There is a widespread belief among some London Music Studios that anything which is bad for the competion is by default good for the business they run. In actual fact, nothing could be further from the truth. There are plenty of customers out there for everyone and there is a chronic undersupply of studio space. What this means is that it is hard for bands to actually secure space for regular rehearsals. When bands cannot get together regularly, they often collapse and this takes customers away. The real competition for studios are the other things people do with there lives. Last year we saw studios empty at times during the olympics, football and the other events. It only takes one member of the band to decide they want to watch Arsenal in the Champions League and a booking will be cancelled. Most bands want to rehearse on a Tues, Weds or Thursday between 8-11. There will never be enough capacity in London for these times. If a band rehearses at another time, it is because they can’t get a slot then usually.
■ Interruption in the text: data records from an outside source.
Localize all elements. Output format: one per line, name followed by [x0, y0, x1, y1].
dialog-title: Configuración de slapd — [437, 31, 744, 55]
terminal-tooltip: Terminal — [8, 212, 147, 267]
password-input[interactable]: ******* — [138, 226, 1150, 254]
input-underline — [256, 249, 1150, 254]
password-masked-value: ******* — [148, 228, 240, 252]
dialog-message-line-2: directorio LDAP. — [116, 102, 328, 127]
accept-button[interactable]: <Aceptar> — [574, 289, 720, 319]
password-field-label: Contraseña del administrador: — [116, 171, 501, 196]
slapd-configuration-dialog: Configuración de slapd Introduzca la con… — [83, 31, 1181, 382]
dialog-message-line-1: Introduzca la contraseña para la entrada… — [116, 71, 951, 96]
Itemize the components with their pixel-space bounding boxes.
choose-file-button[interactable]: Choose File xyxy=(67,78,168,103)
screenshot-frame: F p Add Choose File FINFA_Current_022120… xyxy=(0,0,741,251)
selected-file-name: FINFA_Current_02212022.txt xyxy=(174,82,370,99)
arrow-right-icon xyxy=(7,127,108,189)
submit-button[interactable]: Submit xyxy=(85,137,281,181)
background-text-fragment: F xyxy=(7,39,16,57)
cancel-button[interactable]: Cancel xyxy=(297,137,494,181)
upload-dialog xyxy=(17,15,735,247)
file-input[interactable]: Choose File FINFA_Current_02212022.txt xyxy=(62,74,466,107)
The signed band, week long lock out market is a completely different beast. In our experience, the bands that use us for lockouts prior to tours are ones we have a good relationship with and are professional enough to get their bookings in early. They use us because they know what they are getting and will only shift if we can’t actually book them, which again means that the competition is not an issue.
Whilst some studios are geographically close to each other, most have a decent sized catchment and a ready supply of bands. It is my opinion that studios should work together on common areas of interest. What could these be?
Here are a few:
1. Sharing information about equipment thefts. It suits no one to have customers pilfering equipment.
2. Business rates. If a studio down the road is paying more rates than it needs to, this doesn’t benefit anyone.
3. Dodgy practices by suppliers. We also sell musical equipment and have seen some highly dubious activity from a few suppliers recently.
4. Sharing information about licensing issues etc.
5. Exchange information about local venues etc
6. Exchange information about grants for music related projects.
7. Equipment sales.swaps. We all have spare gear that other studios may have a use for and vice versa.
8. Share info on deals which could save other studios money etc on insurance or banking.
9. Collaborate on gear purchases. One supplier is currently selling 6m guitar leads for £1.86 a lead if you buy 120. If you are paying £2.50 a lead, why not get together with a couple of other studios and take 40 each? That would be over £25 on a £100 purchase. Worth having?
Every studio is unique and has its own vibe. The reason some bands like a studio can be completely unfathomable, but if they are comfortable then that is good. I believe that studios should talk to each other either formally or informally. If a customer gets their gear nicked,let all of the other studios know. If you get your gear nicked, let the other studios know.
Sites like http://www.rehearsalstudioslondon.net/ are a great resource for musicians. If customers don’t like a studi, in this day and age they are savvy enough to find another studio, if they are happy they will stay put. It is up to all of us to figure out how to market ourselves, but why let other studios flush money down the drain.
Every studio has challenges, rent and rates rising, energy costs soaring. We need to pull together and be a bit smarter in how e deal with the rest of the world. Things won’t get any easier.